A newly added, empty main-module could look like this:

from Server.modules.abstract_main_module import AbstractMainModule

class NewModule(AbstractMainModule):

    def __init__(self, Messaging, queue, User):
        super().__init__(Messaging, queue, User)
        # do something

    def mirror_started(self):
        super().mirror_started()
        # do something

    def user_state_updated(self, user):
        super().user_state_updated(user)
        # do something

    def user_skeleton_updated(self, user):
        super().user_skeleton_updated(user)
        # do something
        
    def user_exercise_updated(self, user):
        super().user_exercise_updated(user)
        # do something

    def user_exercise_stage_updated(self, user):
        super().user_exercise_stage_updated(user)
        # do something

    def user_finished_repetition(self, user):
        super().user_finished_repetition(user)
        # do something

If some of the methods are not needed, they can also just be left out. The framework will ensure that the respective methods are called when an update to the respective data happens.

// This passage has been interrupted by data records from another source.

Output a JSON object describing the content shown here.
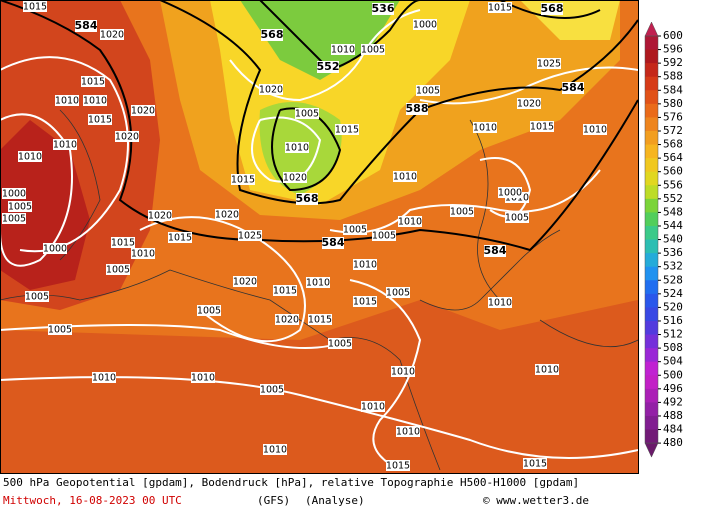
{
  "map": {
    "isobar_labels": [
      1015,
      1020,
      1015,
      1010,
      1010,
      1015,
      1020,
      1010,
      1020,
      1010,
      1000,
      1005,
      1005,
      1000,
      1005,
      1005,
      1010,
      1010,
      1005,
      1010,
      1015,
      1015,
      1010,
      1010,
      1010,
      1010,
      1005,
      1005,
      1015,
      1005,
      1010,
      1010,
      1005,
      1010,
      1005,
      1010,
      1005,
      1000,
      1010,
      1015,
      1020,
      1005,
      1015,
      1010,
      1010,
      1005,
      1000,
      1025,
      1020,
      1015,
      1010,
      1010,
      1005,
      1015,
      1020,
      1025,
      1020,
      1015,
      1010,
      1005,
      1020,
      1015,
      1020,
      1015,
      1020,
      1015,
      1010,
      1005
    ],
    "height_labels": [
      584,
      568,
      552,
      536,
      568,
      584,
      588,
      568,
      584,
      584
    ]
  },
  "colorbar": {
    "labels": [
      600,
      596,
      592,
      588,
      584,
      580,
      576,
      572,
      568,
      564,
      560,
      556,
      552,
      548,
      544,
      540,
      536,
      532,
      528,
      524,
      520,
      516,
      512,
      508,
      504,
      500,
      496,
      492,
      488,
      484,
      480
    ]
  },
  "footer": {
    "description": "500 hPa Geopotential [gpdam], Bodendruck [hPa], relative Topographie H500-H1000 [gpdam]",
    "datetime": "Mittwoch, 16-08-2023  00 UTC",
    "model": "(GFS)",
    "run": "(Analyse)",
    "credit": "© www.wetter3.de"
  }
}
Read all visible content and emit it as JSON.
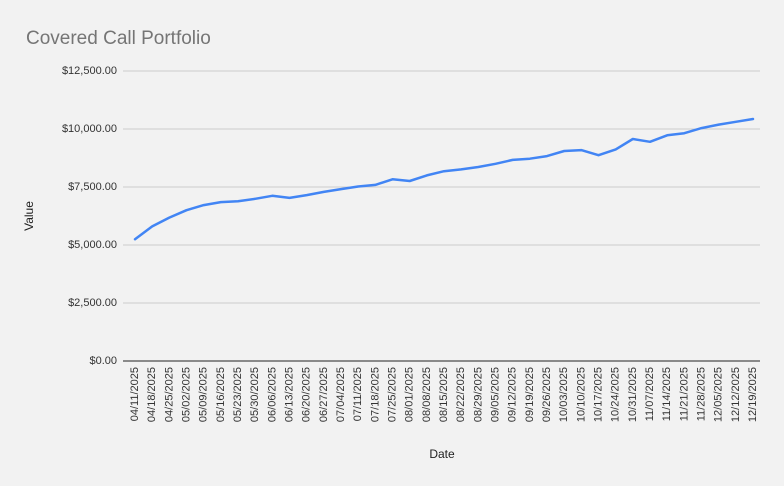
{
  "title": "Covered Call Portfolio",
  "colors": {
    "background": "#f2f2f2",
    "title": "#757575",
    "line": "#4285f4",
    "gridline": "#cccccc",
    "axis_baseline": "#212121",
    "tick_label": "#333333",
    "axis_title": "#1f1f1f"
  },
  "chart_data": {
    "type": "line",
    "title": "Covered Call Portfolio",
    "xlabel": "Date",
    "ylabel": "Value",
    "ylim": [
      0,
      12500
    ],
    "grid": true,
    "legend": "none",
    "yticks": [
      {
        "value": 0,
        "label": "$0.00"
      },
      {
        "value": 2500,
        "label": "$2,500.00"
      },
      {
        "value": 5000,
        "label": "$5,000.00"
      },
      {
        "value": 7500,
        "label": "$7,500.00"
      },
      {
        "value": 10000,
        "label": "$10,000.00"
      },
      {
        "value": 12500,
        "label": "$12,500.00"
      }
    ],
    "categories": [
      "04/11/2025",
      "04/18/2025",
      "04/25/2025",
      "05/02/2025",
      "05/09/2025",
      "05/16/2025",
      "05/23/2025",
      "05/30/2025",
      "06/06/2025",
      "06/13/2025",
      "06/20/2025",
      "06/27/2025",
      "07/04/2025",
      "07/11/2025",
      "07/18/2025",
      "07/25/2025",
      "08/01/2025",
      "08/08/2025",
      "08/15/2025",
      "08/22/2025",
      "08/29/2025",
      "09/05/2025",
      "09/12/2025",
      "09/19/2025",
      "09/26/2025",
      "10/03/2025",
      "10/10/2025",
      "10/17/2025",
      "10/24/2025",
      "10/31/2025",
      "11/07/2025",
      "11/14/2025",
      "11/21/2025",
      "11/28/2025",
      "12/05/2025",
      "12/12/2025",
      "12/19/2025"
    ],
    "series": [
      {
        "name": "Value",
        "color": "#4285f4",
        "values": [
          5250,
          5800,
          6180,
          6500,
          6720,
          6850,
          6890,
          6990,
          7120,
          7030,
          7150,
          7290,
          7410,
          7520,
          7590,
          7830,
          7760,
          8000,
          8180,
          8260,
          8360,
          8500,
          8670,
          8720,
          8830,
          9050,
          9090,
          8870,
          9120,
          9570,
          9450,
          9730,
          9820,
          10040,
          10190,
          10310,
          10430
        ]
      }
    ]
  }
}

To include the newly created module into the framework, it lastly also has to be added to the config-file. The module-name (i.e. the class-name, in the example CustomName) has to be added to the list of module-names in the [General]-section of the config-file. Then, a new section for the new module has to be added to the end of the config-file, specifying where the framework can find the new package. Following the example, the new section would look like this:

[CustomModule]
path_name = main.module_custom.custom_module
class_name = CustomModule

In theory, the naming conventions do not have to be followed and the files can be created anywhere as long as they are correctly referenced inside the config-file and implement the necessary interfaces.

Once you start the server, the server will automatically find your newly created package based on the config-file and run your module in its own thread.